Leveraging AI to Assist Cancer Diagnosis
- Chuanjie Wu
- Apr 24, 2022
- 2 min read
Updated: Apr 26, 2022
Basal cell carcinoma is the most common skin cancer worldwide and continues to increase in incidence [1]. Surgical excision is a common modality of treatment and the frozen section can be judiciously used intraoperatively to determine the margin status of the excision, particularly for the lesions in the critical anatomical sites such as the nose, cheeks, eyelids, chin, lips, and forehead [2]. For these locations, a persistent/recurrent disease from an incomplete primary excision would demand a far more aggressive and disabling secondary surgery [2].
Margin assessment of basal cell carcinoma using the frozen section is a common task of pathology intraoperative consultation. Although frequently straightforward, the determination of the presence or absence of basal cell carcinoma on the tissue sections can sometimes be challenging.

Collaborating with Carolinas Dermatology and Plastic Surgery and Beaumont Health, we explored if a deep learning model trained on mobile phone-acquired frozen section images can have adequate performance for future deployment. Our physicians use smartphones to capture thousands of images of frozen sections performed for basal cell carcinoma margin status. The photos were taken at 100x magnification (10x objective).

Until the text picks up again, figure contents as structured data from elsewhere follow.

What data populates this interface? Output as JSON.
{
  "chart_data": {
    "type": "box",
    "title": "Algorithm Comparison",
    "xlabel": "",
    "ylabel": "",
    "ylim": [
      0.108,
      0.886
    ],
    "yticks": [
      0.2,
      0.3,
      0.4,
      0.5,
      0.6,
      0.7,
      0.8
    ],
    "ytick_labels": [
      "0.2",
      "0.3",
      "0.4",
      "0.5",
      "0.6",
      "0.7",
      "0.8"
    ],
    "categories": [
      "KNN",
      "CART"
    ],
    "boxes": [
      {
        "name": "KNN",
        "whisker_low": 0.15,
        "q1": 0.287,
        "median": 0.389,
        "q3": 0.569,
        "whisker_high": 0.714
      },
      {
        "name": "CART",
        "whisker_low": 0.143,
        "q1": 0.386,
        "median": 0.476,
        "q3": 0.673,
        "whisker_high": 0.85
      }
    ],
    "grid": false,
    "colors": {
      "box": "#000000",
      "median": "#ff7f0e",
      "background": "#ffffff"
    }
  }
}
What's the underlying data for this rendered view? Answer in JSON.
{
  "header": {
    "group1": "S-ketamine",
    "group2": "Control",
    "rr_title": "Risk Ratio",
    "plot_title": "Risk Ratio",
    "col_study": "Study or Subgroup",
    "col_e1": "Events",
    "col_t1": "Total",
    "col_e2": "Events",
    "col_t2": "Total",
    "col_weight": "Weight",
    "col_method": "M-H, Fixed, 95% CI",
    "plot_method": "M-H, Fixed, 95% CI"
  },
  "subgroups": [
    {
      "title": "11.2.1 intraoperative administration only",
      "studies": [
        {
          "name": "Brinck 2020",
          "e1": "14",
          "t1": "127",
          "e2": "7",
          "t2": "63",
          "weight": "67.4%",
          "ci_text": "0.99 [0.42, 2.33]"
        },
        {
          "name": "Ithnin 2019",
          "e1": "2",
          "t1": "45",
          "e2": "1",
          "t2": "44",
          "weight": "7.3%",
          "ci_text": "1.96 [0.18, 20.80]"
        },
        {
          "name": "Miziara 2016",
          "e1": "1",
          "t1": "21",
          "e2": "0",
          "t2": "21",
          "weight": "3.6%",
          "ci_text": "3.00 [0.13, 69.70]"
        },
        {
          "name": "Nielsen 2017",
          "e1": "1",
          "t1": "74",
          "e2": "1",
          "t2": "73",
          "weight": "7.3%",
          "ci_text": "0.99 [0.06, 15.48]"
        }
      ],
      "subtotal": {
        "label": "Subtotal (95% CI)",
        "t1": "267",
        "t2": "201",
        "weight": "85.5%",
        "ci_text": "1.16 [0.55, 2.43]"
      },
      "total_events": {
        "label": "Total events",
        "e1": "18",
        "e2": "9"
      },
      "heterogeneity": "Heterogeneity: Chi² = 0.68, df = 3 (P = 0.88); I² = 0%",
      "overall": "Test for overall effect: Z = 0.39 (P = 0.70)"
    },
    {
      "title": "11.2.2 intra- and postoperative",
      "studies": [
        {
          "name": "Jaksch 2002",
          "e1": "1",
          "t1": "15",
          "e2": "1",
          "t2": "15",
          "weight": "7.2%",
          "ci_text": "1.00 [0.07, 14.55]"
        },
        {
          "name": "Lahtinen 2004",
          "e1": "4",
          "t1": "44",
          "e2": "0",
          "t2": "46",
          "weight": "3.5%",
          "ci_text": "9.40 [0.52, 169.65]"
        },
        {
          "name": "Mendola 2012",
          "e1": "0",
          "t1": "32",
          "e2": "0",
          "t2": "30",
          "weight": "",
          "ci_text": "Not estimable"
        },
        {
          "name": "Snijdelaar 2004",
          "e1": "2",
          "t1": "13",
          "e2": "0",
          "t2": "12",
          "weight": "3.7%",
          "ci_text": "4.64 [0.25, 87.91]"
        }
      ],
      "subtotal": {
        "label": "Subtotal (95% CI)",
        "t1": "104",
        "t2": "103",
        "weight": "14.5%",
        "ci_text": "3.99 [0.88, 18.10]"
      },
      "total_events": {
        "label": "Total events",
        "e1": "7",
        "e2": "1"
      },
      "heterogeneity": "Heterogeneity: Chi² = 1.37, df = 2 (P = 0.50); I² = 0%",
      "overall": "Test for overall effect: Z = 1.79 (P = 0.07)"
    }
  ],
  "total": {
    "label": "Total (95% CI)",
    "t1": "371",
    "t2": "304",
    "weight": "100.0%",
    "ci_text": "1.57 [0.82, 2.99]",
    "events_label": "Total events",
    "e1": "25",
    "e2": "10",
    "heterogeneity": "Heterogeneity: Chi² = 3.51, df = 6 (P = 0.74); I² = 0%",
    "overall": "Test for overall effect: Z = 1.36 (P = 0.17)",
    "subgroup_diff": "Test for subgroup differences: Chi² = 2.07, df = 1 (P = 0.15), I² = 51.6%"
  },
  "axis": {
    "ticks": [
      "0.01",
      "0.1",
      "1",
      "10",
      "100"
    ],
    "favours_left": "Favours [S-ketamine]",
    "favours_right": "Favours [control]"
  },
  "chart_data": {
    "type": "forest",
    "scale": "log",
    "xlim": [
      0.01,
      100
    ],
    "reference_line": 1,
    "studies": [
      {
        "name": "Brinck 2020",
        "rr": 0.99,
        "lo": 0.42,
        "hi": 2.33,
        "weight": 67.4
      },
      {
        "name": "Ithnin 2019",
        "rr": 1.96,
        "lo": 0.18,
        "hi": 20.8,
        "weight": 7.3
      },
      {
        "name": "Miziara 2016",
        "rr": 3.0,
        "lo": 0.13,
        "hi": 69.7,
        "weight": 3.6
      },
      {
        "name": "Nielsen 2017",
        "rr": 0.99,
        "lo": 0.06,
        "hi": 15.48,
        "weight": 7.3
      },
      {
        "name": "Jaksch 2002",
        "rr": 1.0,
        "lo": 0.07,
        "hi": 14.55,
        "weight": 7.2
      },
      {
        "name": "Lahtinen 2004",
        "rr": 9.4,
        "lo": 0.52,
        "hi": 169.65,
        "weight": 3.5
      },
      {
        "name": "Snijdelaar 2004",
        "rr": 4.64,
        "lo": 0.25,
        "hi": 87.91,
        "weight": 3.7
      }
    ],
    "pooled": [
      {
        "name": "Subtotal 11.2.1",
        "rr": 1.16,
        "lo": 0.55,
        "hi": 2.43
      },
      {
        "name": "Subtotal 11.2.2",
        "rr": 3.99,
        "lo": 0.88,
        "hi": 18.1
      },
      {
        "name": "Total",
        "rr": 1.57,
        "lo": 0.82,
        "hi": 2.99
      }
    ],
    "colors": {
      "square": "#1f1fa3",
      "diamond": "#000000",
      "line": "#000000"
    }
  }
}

The images were downscaled from a 4032 x 3024 pixel resolution to 576 x 432 pixel resolution. Semantic segmentation algorithm Deeplab V3 with Xception backbone was used for model training. The model uses an image as input and produces a 2-dimensional black and white output of prediction of the same dimension; the areas determined to be basal cell carcinoma were displayed with white color, on a black background. Any output with the number of white pixels exceeding 0.5% of the total number of pixels is deemed positive for basal cell carcinoma. On the test set, the model achieves an area under curve of 0.99 for the receiver operator curve and 0.97 for precision-recall curve at the pixel level. The accuracy of classification at the slide level is 96%.


The deep learning model trained with mobile phone images shows satisfactory performance characteristics, and thus demonstrates the potential for deploying as a mobile phone app to assist in frozen section interpretation in real-time.